Site information
- Type: Royal Air Force satellite station
- Code: BR
- Owner: Air Ministry
- Operator: Royal Air Force
- Controlled by: RAF Bomber Command * No. 7 (T) Group RAF * No. 93 (OTU) Group RAF

Location
- RAF Bircotes Shown within South Yorkshire RAF Bircotes RAF Bircotes (the United Kingdom)
- Coordinates: 53°26′08″N 001°02′31″W﻿ / ﻿53.43556°N 1.04194°W

Site history
- Built: 1941
- In use: November 1941 - July 1948
- Battles/wars: European theatre of World War II

Airfield information
- Elevation: 110 feet (34 m) AMSL
Runways
| Direction | Length and surface |
| NW/SE | 1,235 metres (4,052 ft) Grass |
| 09/27 | 1,400 metres (4,593 ft) Grass |
| 18/36 | 1,410 metres (4,626 ft) Grass |

= RAF Bircotes =

Royal Air Force base in Yorkshire, England

Royal Air Force Bircotes or more simply RAF Bircotes is a former Royal Air Force satellite station located within South Yorkshire, England. Although it was named after the village of Bircotes which is in Nottinghamshire.

==History==
RAF Bircotes was located next the No. 1 Group RAF, RAF Bomber Command HQ at RAF Bawtry, Bawtry Hall, Bawtry, England. The airfield consisted of a grass strip with a connecting perimeter track with T2, B1 and Bessonneau hangars plus other miscellaneous buildings.

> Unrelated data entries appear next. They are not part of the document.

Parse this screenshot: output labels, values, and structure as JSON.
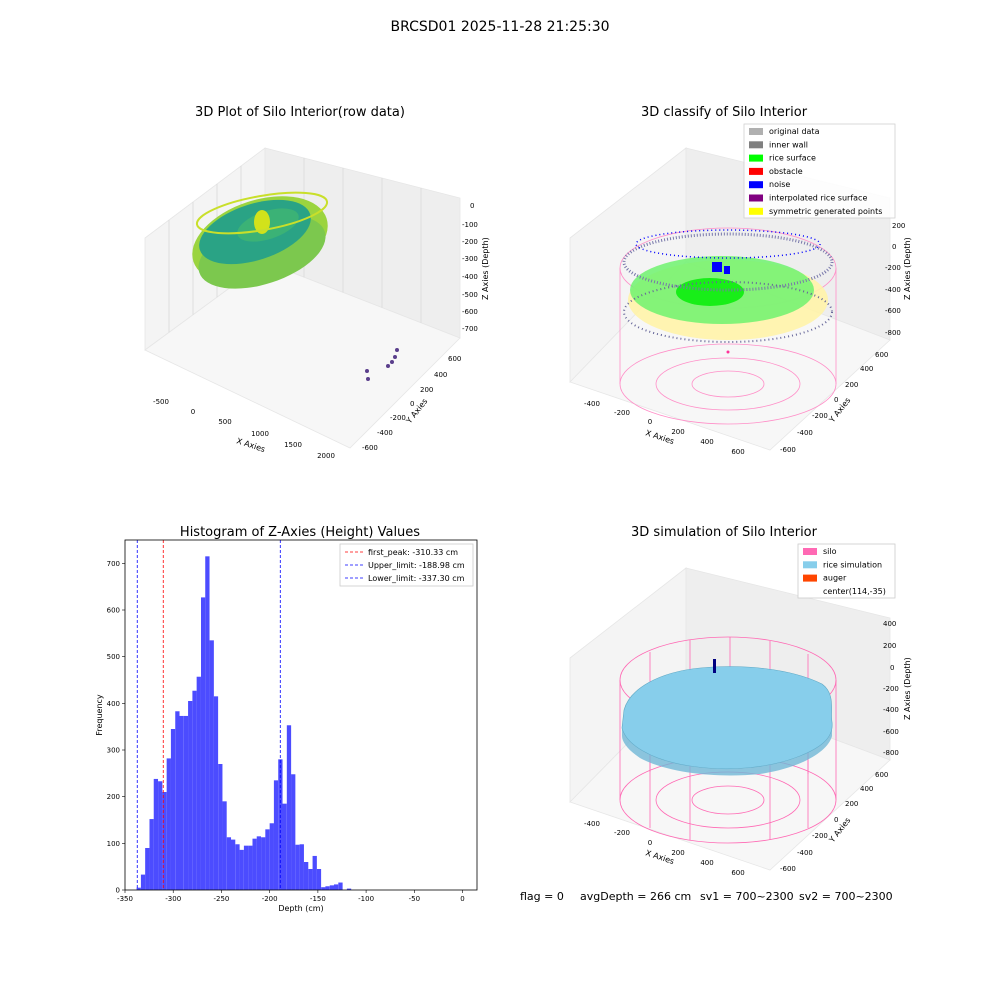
{
  "figure": {
    "suptitle": "BRCSD01 2025-11-28 21:25:30",
    "status": {
      "flag": "flag = 0",
      "avg_depth": "avgDepth = 266 cm",
      "sv1": "sv1 = 700~2300",
      "sv2": "sv2 = 700~2300"
    }
  },
  "panels": {
    "raw": {
      "title": "3D Plot of Silo Interior(row data)",
      "xlabel": "X Axies",
      "ylabel": "Y Axies",
      "zlabel": "Z Axies (Depth)",
      "xticks": [
        "-500",
        "0",
        "500",
        "1000",
        "1500",
        "2000"
      ],
      "yticks": [
        "600",
        "400",
        "200",
        "0",
        "-200",
        "-400",
        "-600"
      ],
      "zticks": [
        "0",
        "-100",
        "-200",
        "-300",
        "-400",
        "-500",
        "-600",
        "-700"
      ]
    },
    "classify": {
      "title": "3D classify of Silo Interior",
      "xlabel": "X Axies",
      "ylabel": "Y Axies",
      "zlabel": "Z Axies (Depth)",
      "xticks": [
        "-400",
        "-200",
        "0",
        "200",
        "400",
        "600"
      ],
      "yticks": [
        "600",
        "400",
        "200",
        "0",
        "-200",
        "-400",
        "-600"
      ],
      "zticks": [
        "200",
        "0",
        "-200",
        "-400",
        "-600",
        "-800"
      ],
      "legend": [
        {
          "label": "original data",
          "color": "#b0b0b0"
        },
        {
          "label": "inner wall",
          "color": "#808080"
        },
        {
          "label": "rice surface",
          "color": "#00ff00"
        },
        {
          "label": "obstacle",
          "color": "#ff0000"
        },
        {
          "label": "noise",
          "color": "#0000ff"
        },
        {
          "label": "interpolated rice surface",
          "color": "#800080"
        },
        {
          "label": "symmetric generated points",
          "color": "#ffff00"
        }
      ]
    },
    "simulation": {
      "title": "3D simulation of Silo Interior",
      "xlabel": "X Axies",
      "ylabel": "Y Axies",
      "zlabel": "Z Axies (Depth)",
      "xticks": [
        "-400",
        "-200",
        "0",
        "200",
        "400",
        "600"
      ],
      "yticks": [
        "600",
        "400",
        "200",
        "0",
        "-200",
        "-400",
        "-600"
      ],
      "zticks": [
        "400",
        "200",
        "0",
        "-200",
        "-400",
        "-600",
        "-800"
      ],
      "legend": [
        {
          "label": "silo",
          "color": "#ff69b4"
        },
        {
          "label": "rice simulation",
          "color": "#87ceeb"
        },
        {
          "label": "auger",
          "color": "#ff4500"
        },
        {
          "label": "center(114,-35)",
          "color": ""
        }
      ]
    }
  },
  "chart_data": {
    "type": "bar",
    "title": "Histogram of Z-Axies (Height) Values",
    "xlabel": "Depth (cm)",
    "ylabel": "Frequency",
    "xlim": [
      -350,
      15
    ],
    "ylim": [
      0,
      750
    ],
    "xticks": [
      -350,
      -300,
      -250,
      -200,
      -150,
      -100,
      -50,
      0
    ],
    "yticks": [
      0,
      100,
      200,
      300,
      400,
      500,
      600,
      700
    ],
    "bar_color": "#4c4cff",
    "bin_width": 4.45,
    "bins": [
      [
        -338.0,
        5
      ],
      [
        -333.5,
        33
      ],
      [
        -329.1,
        90
      ],
      [
        -324.6,
        152
      ],
      [
        -320.2,
        238
      ],
      [
        -315.7,
        233
      ],
      [
        -311.3,
        210
      ],
      [
        -306.8,
        282
      ],
      [
        -302.4,
        345
      ],
      [
        -297.9,
        383
      ],
      [
        -293.5,
        373
      ],
      [
        -289.0,
        373
      ],
      [
        -284.6,
        405
      ],
      [
        -280.1,
        427
      ],
      [
        -275.7,
        457
      ],
      [
        -271.2,
        627
      ],
      [
        -266.8,
        715
      ],
      [
        -262.3,
        535
      ],
      [
        -257.9,
        415
      ],
      [
        -253.4,
        270
      ],
      [
        -249.0,
        190
      ],
      [
        -244.5,
        113
      ],
      [
        -240.1,
        108
      ],
      [
        -235.6,
        98
      ],
      [
        -231.2,
        86
      ],
      [
        -226.7,
        95
      ],
      [
        -222.3,
        95
      ],
      [
        -217.8,
        110
      ],
      [
        -213.4,
        115
      ],
      [
        -208.9,
        113
      ],
      [
        -204.5,
        130
      ],
      [
        -200.0,
        143
      ],
      [
        -195.6,
        235
      ],
      [
        -191.1,
        280
      ],
      [
        -186.7,
        185
      ],
      [
        -182.2,
        353
      ],
      [
        -177.8,
        248
      ],
      [
        -173.3,
        97
      ],
      [
        -168.9,
        98
      ],
      [
        -164.4,
        60
      ],
      [
        -160.0,
        45
      ],
      [
        -155.5,
        73
      ],
      [
        -151.1,
        45
      ],
      [
        -146.6,
        6
      ],
      [
        -142.2,
        8
      ],
      [
        -137.7,
        10
      ],
      [
        -133.3,
        12
      ],
      [
        -128.8,
        16
      ],
      [
        -124.4,
        0
      ],
      [
        -119.9,
        3
      ]
    ],
    "vlines": [
      {
        "label": "first_peak: -310.33 cm",
        "x": -310.33,
        "color": "#ff0000"
      },
      {
        "label": "Upper_limit: -188.98 cm",
        "x": -188.98,
        "color": "#0000ff"
      },
      {
        "label": "Lower_limit: -337.30 cm",
        "x": -337.3,
        "color": "#0000ff"
      }
    ]
  }
}
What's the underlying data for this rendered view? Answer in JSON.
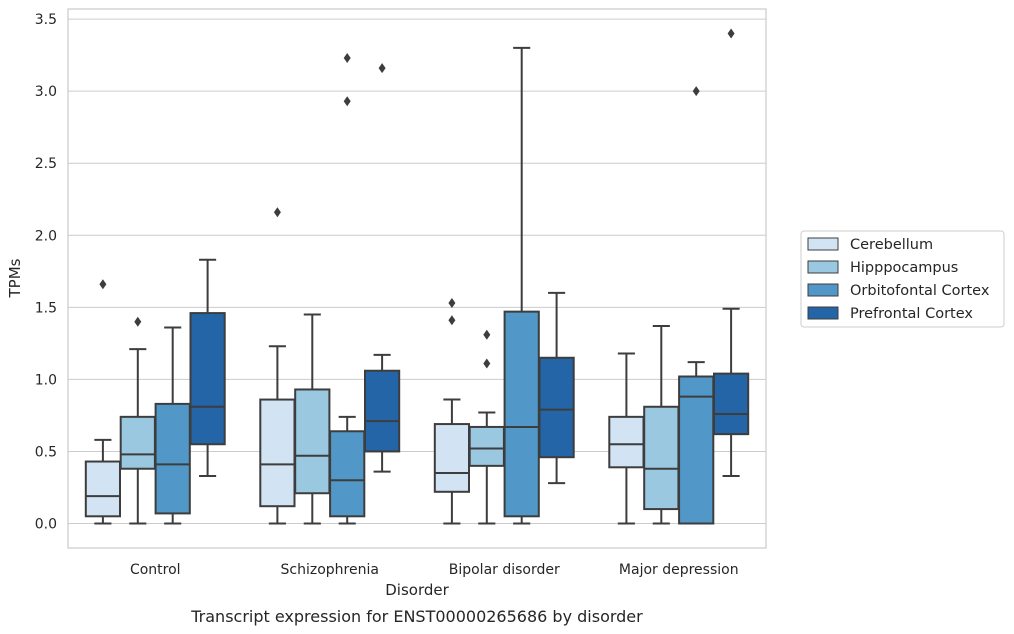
{
  "chart_data": {
    "type": "box",
    "title": "",
    "caption": "Transcript expression for ENST00000265686 by disorder",
    "xlabel": "Disorder",
    "ylabel": "TPMs",
    "ylim": [
      -0.17,
      3.57
    ],
    "yticks": [
      0.0,
      0.5,
      1.0,
      1.5,
      2.0,
      2.5,
      3.0,
      3.5
    ],
    "ytick_labels": [
      "0.0",
      "0.5",
      "1.0",
      "1.5",
      "2.0",
      "2.5",
      "3.0",
      "3.5"
    ],
    "grid": true,
    "legend_position": "outside-right",
    "categories": [
      "Control",
      "Schizophrenia",
      "Bipolar disorder",
      "Major depression"
    ],
    "series": [
      {
        "name": "Cerebellum",
        "color": "#d2e3f3",
        "boxes": [
          {
            "whislo": 0.0,
            "q1": 0.05,
            "med": 0.19,
            "q3": 0.43,
            "whishi": 0.58,
            "fliers": [
              1.66
            ]
          },
          {
            "whislo": 0.0,
            "q1": 0.12,
            "med": 0.41,
            "q3": 0.86,
            "whishi": 1.23,
            "fliers": [
              2.16
            ]
          },
          {
            "whislo": 0.0,
            "q1": 0.22,
            "med": 0.35,
            "q3": 0.69,
            "whishi": 0.86,
            "fliers": [
              1.41,
              1.53
            ]
          },
          {
            "whislo": 0.0,
            "q1": 0.39,
            "med": 0.55,
            "q3": 0.74,
            "whishi": 1.18,
            "fliers": []
          }
        ]
      },
      {
        "name": "Hipppocampus",
        "color": "#9ac8e0",
        "boxes": [
          {
            "whislo": 0.0,
            "q1": 0.38,
            "med": 0.48,
            "q3": 0.74,
            "whishi": 1.21,
            "fliers": [
              1.4
            ]
          },
          {
            "whislo": 0.0,
            "q1": 0.21,
            "med": 0.47,
            "q3": 0.93,
            "whishi": 1.45,
            "fliers": []
          },
          {
            "whislo": 0.0,
            "q1": 0.4,
            "med": 0.52,
            "q3": 0.67,
            "whishi": 0.77,
            "fliers": [
              1.11,
              1.31
            ]
          },
          {
            "whislo": 0.0,
            "q1": 0.1,
            "med": 0.38,
            "q3": 0.81,
            "whishi": 1.37,
            "fliers": []
          }
        ]
      },
      {
        "name": "Orbitofontal Cortex",
        "color": "#5198c8",
        "boxes": [
          {
            "whislo": 0.0,
            "q1": 0.07,
            "med": 0.41,
            "q3": 0.83,
            "whishi": 1.36,
            "fliers": []
          },
          {
            "whislo": 0.0,
            "q1": 0.05,
            "med": 0.3,
            "q3": 0.64,
            "whishi": 0.74,
            "fliers": [
              2.93,
              3.23
            ]
          },
          {
            "whislo": 0.0,
            "q1": 0.05,
            "med": 0.67,
            "q3": 1.47,
            "whishi": 3.3,
            "fliers": []
          },
          {
            "whislo": 0.0,
            "q1": 0.0,
            "med": 0.88,
            "q3": 1.02,
            "whishi": 1.12,
            "fliers": [
              3.0
            ]
          }
        ]
      },
      {
        "name": "Prefrontal Cortex",
        "color": "#2465a8",
        "boxes": [
          {
            "whislo": 0.33,
            "q1": 0.55,
            "med": 0.81,
            "q3": 1.46,
            "whishi": 1.83,
            "fliers": []
          },
          {
            "whislo": 0.36,
            "q1": 0.5,
            "med": 0.71,
            "q3": 1.06,
            "whishi": 1.17,
            "fliers": [
              3.16
            ]
          },
          {
            "whislo": 0.28,
            "q1": 0.46,
            "med": 0.79,
            "q3": 1.15,
            "whishi": 1.6,
            "fliers": []
          },
          {
            "whislo": 0.33,
            "q1": 0.62,
            "med": 0.76,
            "q3": 1.04,
            "whishi": 1.49,
            "fliers": [
              3.4
            ]
          }
        ]
      }
    ]
  }
}
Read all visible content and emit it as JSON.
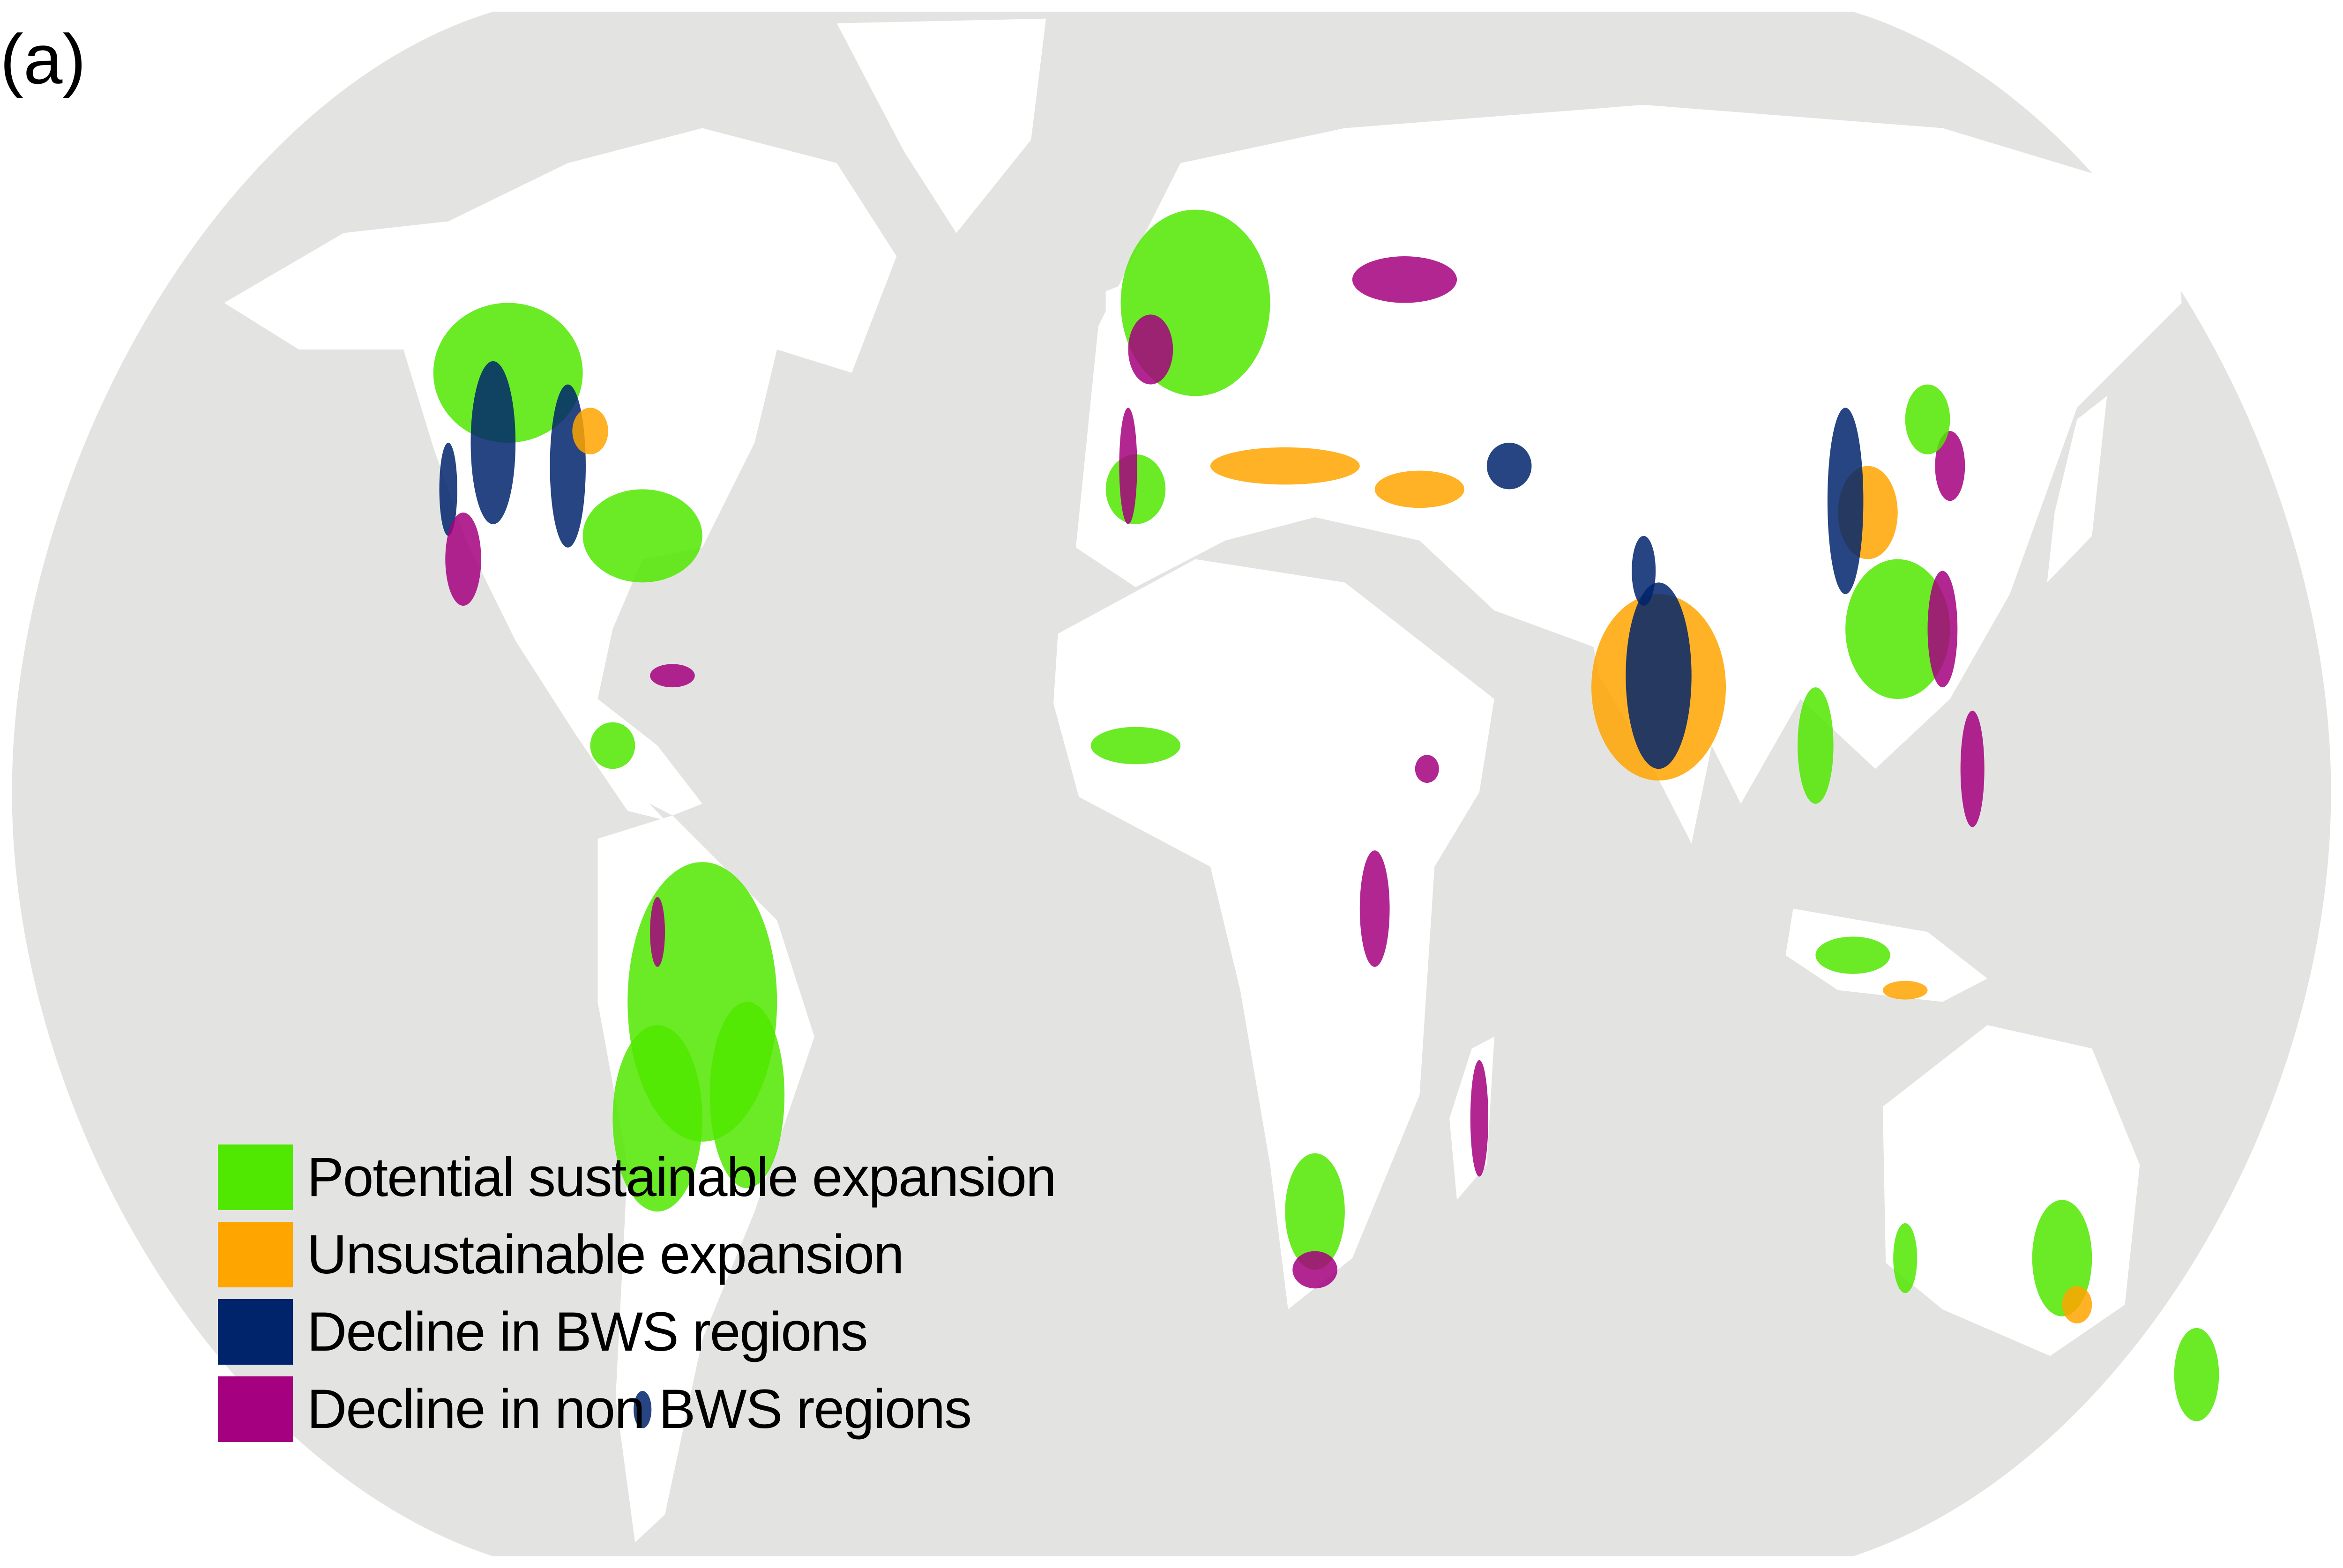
{
  "panel_label": "(a)",
  "colors": {
    "ocean": "#e3e4e2",
    "land": "#ffffff",
    "potential_sustainable_expansion": "#50e800",
    "unsustainable_expansion": "#ffa500",
    "decline_bws": "#00246c",
    "decline_non_bws": "#a5007f"
  },
  "legend": [
    {
      "label": "Potential sustainable expansion",
      "color": "#50e800"
    },
    {
      "label": "Unsustainable expansion",
      "color": "#ffa500"
    },
    {
      "label": "Decline in BWS regions",
      "color": "#00246c"
    },
    {
      "label": "Decline in non BWS regions",
      "color": "#a5007f"
    }
  ]
}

The Airfield opened in late 1941 and was used by the Avro Ansons, Vickers Wellingtons, and Avro Manchesters from No. 25 Operational Training Unit RAF (OTU) at nearby RAF Finningley.

A variety of training units occupied the airfield including two operational Training units:
- Satellite for No. 18 OTU (March 1943 - November 1944)
- Satellite for No. 28 OTU (June - July 1944)
- Satellite for No. 82 OTU (August - October 1943)
- Satellite for No. 16 (Polish) Service Flying Training School RAF (February - August 1943)
- Sub site for No. 35 Maintenance Unit RAF (November 1944 - 1945)

The No. 1 Group Communication Flight RAF from RAF Bawtry were also present at Bircotes from April 1941. The unit had moved from RAF Hucknall and at Bircotes the unit was using Miles Masters, Airspeed Oxfords, Miles Martinets, Curtiss Tomahawks and Westland Lysanders.

Towards the end of the Second World War and afterwards a number of different units used the airfield such as No. 250 Maintenance Unit RAF (MU) which formed at the airfield while under the control of RAF Maintenance Command and No. 61 MU which absorbed No. 250 MU and used Bircotes as a sub site between 1944 and 1948.

==Current use==

The airfield is currently farmland after being decommissioned on 13 July 1948 with little of the perimeter track left.